Почти два года прошло, как он вступил в «солидаристы». И, несмотря на покровительство Милославского, долго не мог проникнуть внутрь этой организации. Только в последние дни дружки и знакомые Милославского стали в какой-то мере принимать его за своего, перестали таиться, начали приглашать на совещания, давать кое-какие поручения.

Константин Витальевич встретил его приветливо, покровительственно улыбнувшись, спросил:

— Как, господин сибиряк?

— Стараюсь, осваиваюсь.

— Похвально. Какие планы на сегодня?

— Будем готовить литературу, снаряжать шары.

— Знаю, знаю, — улыбнулся Милославский, — я не об этом. Может, навестим фрау фон Крингер, а?

Иннокентию была противна мысль о посещении заведения фрау фон Крингер, но он беззаботно ответил:

— С удовольствием. Вы не боитесь, Константин Витальевич, что я могу отбить у вас Эльзу?

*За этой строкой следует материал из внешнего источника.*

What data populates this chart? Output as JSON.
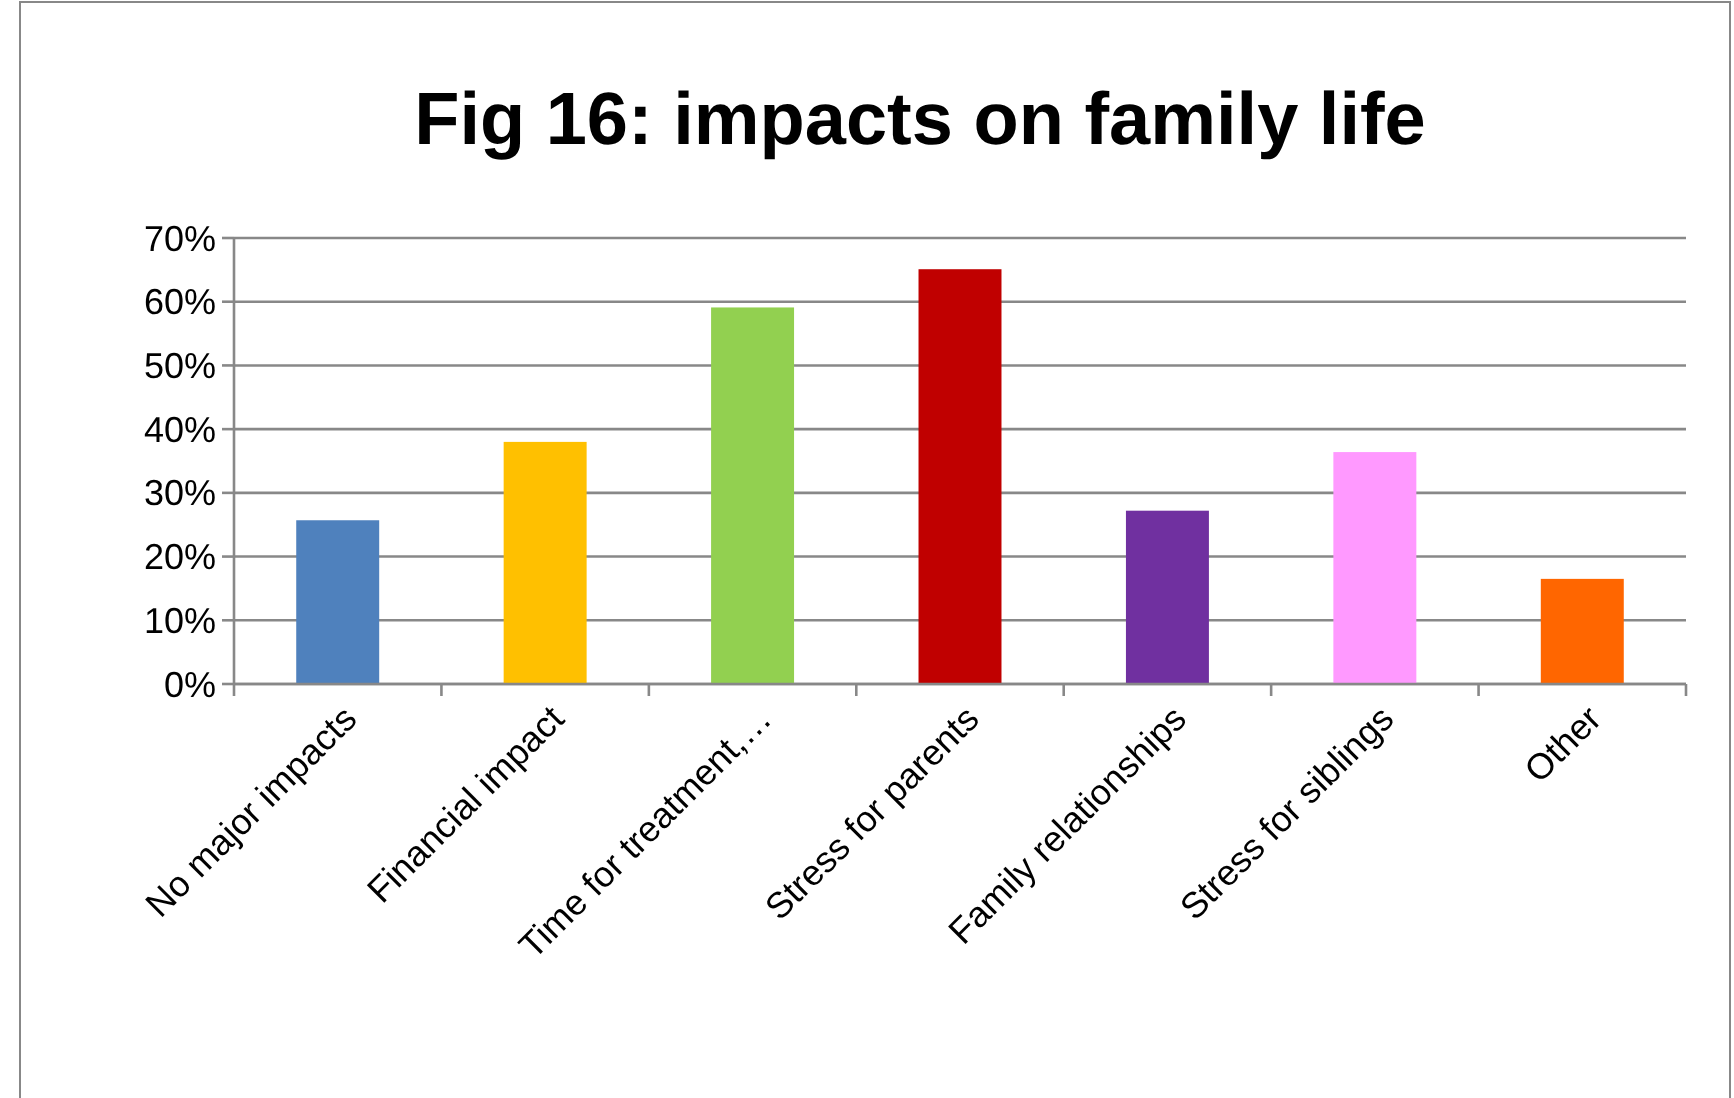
{
  "chart_data": {
    "type": "bar",
    "title": "Fig 16: impacts on family life",
    "categories": [
      "No major impacts",
      "Financial impact",
      "Time for treatment,…",
      "Stress for parents",
      "Family relationships",
      "Stress for siblings",
      "Other"
    ],
    "values": [
      0.257,
      0.38,
      0.591,
      0.651,
      0.272,
      0.364,
      0.165
    ],
    "colors": [
      "#4f81bd",
      "#ffc000",
      "#92d050",
      "#c00000",
      "#7030a0",
      "#ff99ff",
      "#ff6600"
    ],
    "ylim": [
      0,
      0.7
    ],
    "yticks": [
      {
        "value": 0,
        "label": "0%"
      },
      {
        "value": 0.1,
        "label": "10%"
      },
      {
        "value": 0.2,
        "label": "20%"
      },
      {
        "value": 0.3,
        "label": "30%"
      },
      {
        "value": 0.4,
        "label": "40%"
      },
      {
        "value": 0.5,
        "label": "50%"
      },
      {
        "value": 0.6,
        "label": "60%"
      },
      {
        "value": 0.7,
        "label": "70%"
      }
    ],
    "grid": "y"
  }
}
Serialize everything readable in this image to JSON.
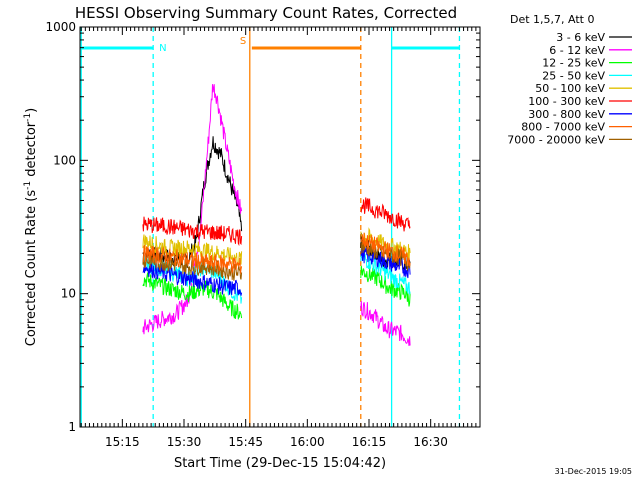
{
  "chart_data": {
    "type": "line",
    "title": "HESSI Observing Summary Count Rates, Corrected",
    "xlabel": "Start Time (29-Dec-15 15:04:42)",
    "ylabel": "Corrected Count Rate (s⁻¹ detector⁻¹)",
    "ylabel_main": "Corrected Count Rate (s",
    "ylabel_mid": " detector",
    "ylabel_end": ")",
    "ylabel_sup": "-1",
    "yscale": "log",
    "ylim": [
      1,
      1000
    ],
    "xlim": [
      "15:04:42",
      "16:42:00"
    ],
    "x_ticks": [
      "15:15",
      "15:30",
      "15:45",
      "16:00",
      "16:15",
      "16:30"
    ],
    "y_ticks": [
      "1",
      "10",
      "100",
      "1000"
    ],
    "legend_header": "Det 1,5,7, Att 0",
    "legend_position": "right, outside plot",
    "timestamp": "31-Dec-2015 19:05",
    "flags": [
      {
        "label": "N",
        "color": "#00ffff",
        "segments": [
          [
            "15:04:42",
            "15:22:30"
          ],
          [
            "16:20:30",
            "16:37:00"
          ]
        ]
      },
      {
        "label": "S",
        "color": "#ff8000",
        "segments": [
          [
            "15:46:30",
            "16:13:00"
          ]
        ]
      }
    ],
    "vertical_lines": [
      {
        "time": "15:05:00",
        "color": "#00ffff",
        "style": "solid"
      },
      {
        "time": "15:22:30",
        "color": "#00ffff",
        "style": "dashed"
      },
      {
        "time": "15:46:00",
        "color": "#ff8000",
        "style": "solid"
      },
      {
        "time": "16:13:00",
        "color": "#ff8000",
        "style": "dashed"
      },
      {
        "time": "16:20:30",
        "color": "#00ffff",
        "style": "solid"
      },
      {
        "time": "16:37:00",
        "color": "#00ffff",
        "style": "dashed"
      }
    ],
    "series": [
      {
        "name": "3 - 6 keV",
        "color": "#000000",
        "seg1": [
          [
            "15:20",
            20
          ],
          [
            "15:26",
            19
          ],
          [
            "15:31",
            18
          ],
          [
            "15:33",
            25
          ],
          [
            "15:35",
            70
          ],
          [
            "15:37",
            140
          ],
          [
            "15:39",
            110
          ],
          [
            "15:41",
            70
          ],
          [
            "15:43",
            45
          ],
          [
            "15:44",
            30
          ]
        ],
        "seg2": [
          [
            "16:13",
            25
          ],
          [
            "16:15",
            22
          ],
          [
            "16:18",
            18
          ],
          [
            "16:21",
            18
          ],
          [
            "16:25",
            16
          ]
        ]
      },
      {
        "name": "6 - 12 keV",
        "color": "#ff00ff",
        "seg1": [
          [
            "15:20",
            5.5
          ],
          [
            "15:25",
            6.5
          ],
          [
            "15:28",
            7
          ],
          [
            "15:31",
            9
          ],
          [
            "15:34",
            30
          ],
          [
            "15:36",
            150
          ],
          [
            "15:37",
            370
          ],
          [
            "15:38",
            300
          ],
          [
            "15:40",
            140
          ],
          [
            "15:42",
            70
          ],
          [
            "15:44",
            40
          ]
        ],
        "seg2": [
          [
            "16:13",
            8
          ],
          [
            "16:16",
            7
          ],
          [
            "16:19",
            5.5
          ],
          [
            "16:23",
            5
          ],
          [
            "16:25",
            4.5
          ]
        ]
      },
      {
        "name": "12 - 25 keV",
        "color": "#00ff00",
        "seg1": [
          [
            "15:20",
            13
          ],
          [
            "15:26",
            11
          ],
          [
            "15:31",
            10
          ],
          [
            "15:35",
            11
          ],
          [
            "15:38",
            10
          ],
          [
            "15:41",
            8
          ],
          [
            "15:44",
            7
          ]
        ],
        "seg2": [
          [
            "16:13",
            15
          ],
          [
            "16:17",
            13
          ],
          [
            "16:20",
            11
          ],
          [
            "16:24",
            10
          ],
          [
            "16:25",
            9
          ]
        ]
      },
      {
        "name": "25 - 50 keV",
        "color": "#00ffff",
        "seg1": [
          [
            "15:20",
            17
          ],
          [
            "15:26",
            15
          ],
          [
            "15:31",
            13
          ],
          [
            "15:35",
            16
          ],
          [
            "15:38",
            14
          ],
          [
            "15:41",
            11
          ],
          [
            "15:44",
            9
          ]
        ],
        "seg2": [
          [
            "16:13",
            19
          ],
          [
            "16:17",
            16
          ],
          [
            "16:21",
            13
          ],
          [
            "16:25",
            11
          ]
        ]
      },
      {
        "name": "50 - 100 keV",
        "color": "#e0c000",
        "seg1": [
          [
            "15:20",
            25
          ],
          [
            "15:26",
            22
          ],
          [
            "15:31",
            22
          ],
          [
            "15:35",
            21
          ],
          [
            "15:39",
            20
          ],
          [
            "15:44",
            18
          ]
        ],
        "seg2": [
          [
            "16:13",
            28
          ],
          [
            "16:18",
            24
          ],
          [
            "16:22",
            22
          ],
          [
            "16:25",
            20
          ]
        ]
      },
      {
        "name": "100 - 300 keV",
        "color": "#ff0000",
        "seg1": [
          [
            "15:20",
            33
          ],
          [
            "15:26",
            32
          ],
          [
            "15:31",
            30
          ],
          [
            "15:36",
            29
          ],
          [
            "15:40",
            28
          ],
          [
            "15:44",
            27
          ]
        ],
        "seg2": [
          [
            "16:13",
            47
          ],
          [
            "16:17",
            42
          ],
          [
            "16:21",
            37
          ],
          [
            "16:25",
            32
          ]
        ]
      },
      {
        "name": "300 - 800 keV",
        "color": "#0000ff",
        "seg1": [
          [
            "15:20",
            16
          ],
          [
            "15:26",
            14
          ],
          [
            "15:31",
            13
          ],
          [
            "15:36",
            12
          ],
          [
            "15:41",
            11
          ],
          [
            "15:44",
            11
          ]
        ],
        "seg2": [
          [
            "16:13",
            20
          ],
          [
            "16:18",
            18
          ],
          [
            "16:22",
            16
          ],
          [
            "16:25",
            15
          ]
        ]
      },
      {
        "name": "800 - 7000 keV",
        "color": "#ff6000",
        "seg1": [
          [
            "15:20",
            20
          ],
          [
            "15:26",
            19
          ],
          [
            "15:31",
            18
          ],
          [
            "15:36",
            17
          ],
          [
            "15:40",
            17
          ],
          [
            "15:44",
            16
          ]
        ],
        "seg2": [
          [
            "16:13",
            26
          ],
          [
            "16:18",
            22
          ],
          [
            "16:22",
            20
          ],
          [
            "16:25",
            18
          ]
        ]
      },
      {
        "name": "7000 - 20000 keV",
        "color": "#a06000",
        "seg1": [
          [
            "15:20",
            18
          ],
          [
            "15:26",
            17
          ],
          [
            "15:31",
            16
          ],
          [
            "15:36",
            16
          ],
          [
            "15:40",
            15
          ],
          [
            "15:44",
            14
          ]
        ],
        "seg2": [
          [
            "16:13",
            23
          ],
          [
            "16:18",
            20
          ],
          [
            "16:22",
            19
          ],
          [
            "16:25",
            17
          ]
        ]
      }
    ]
  }
}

— Нет, не только не боюсь, но и сам готов уступить ее тебе. Что-то не нахожу с ней контакта... Я, пожалуй, займусь самой фрау фон Крингер.

Каргапольцев хорошо изучил своего патрона, понимал, что тут дело скорее всего в стремлении Милославского прибрать к рукам капиталы и заведение одинокой женщины. Вслух же сказал:

— А что же? Она переживает вторую молодость.

Милославский видел перемены, которые происходили в Каргапольцеве: стал следить за своей речью, уже не говорит «паря», «однако».

Константин Витальевич очень гордился, полагая, что все эти изменения — результат его тонкого психологического воздействия.

Каргапольцев и верно начал упорно работать над собой, но все давалось ему ценою огромных усилий: ведь за долгие годы скитаний по лагерям, Иннокентий отвык от многого, обретенного до войны, он должен был только работать и молчать. Все эти годы он не бывал в театре, не прочитал ни одной хорошей книги. И вдруг — откровенные и задушевные беседы с Рудольфом Нейманом. Почти забытое обращение «товарищ»... В нем начался процесс пробуждения и становления человека.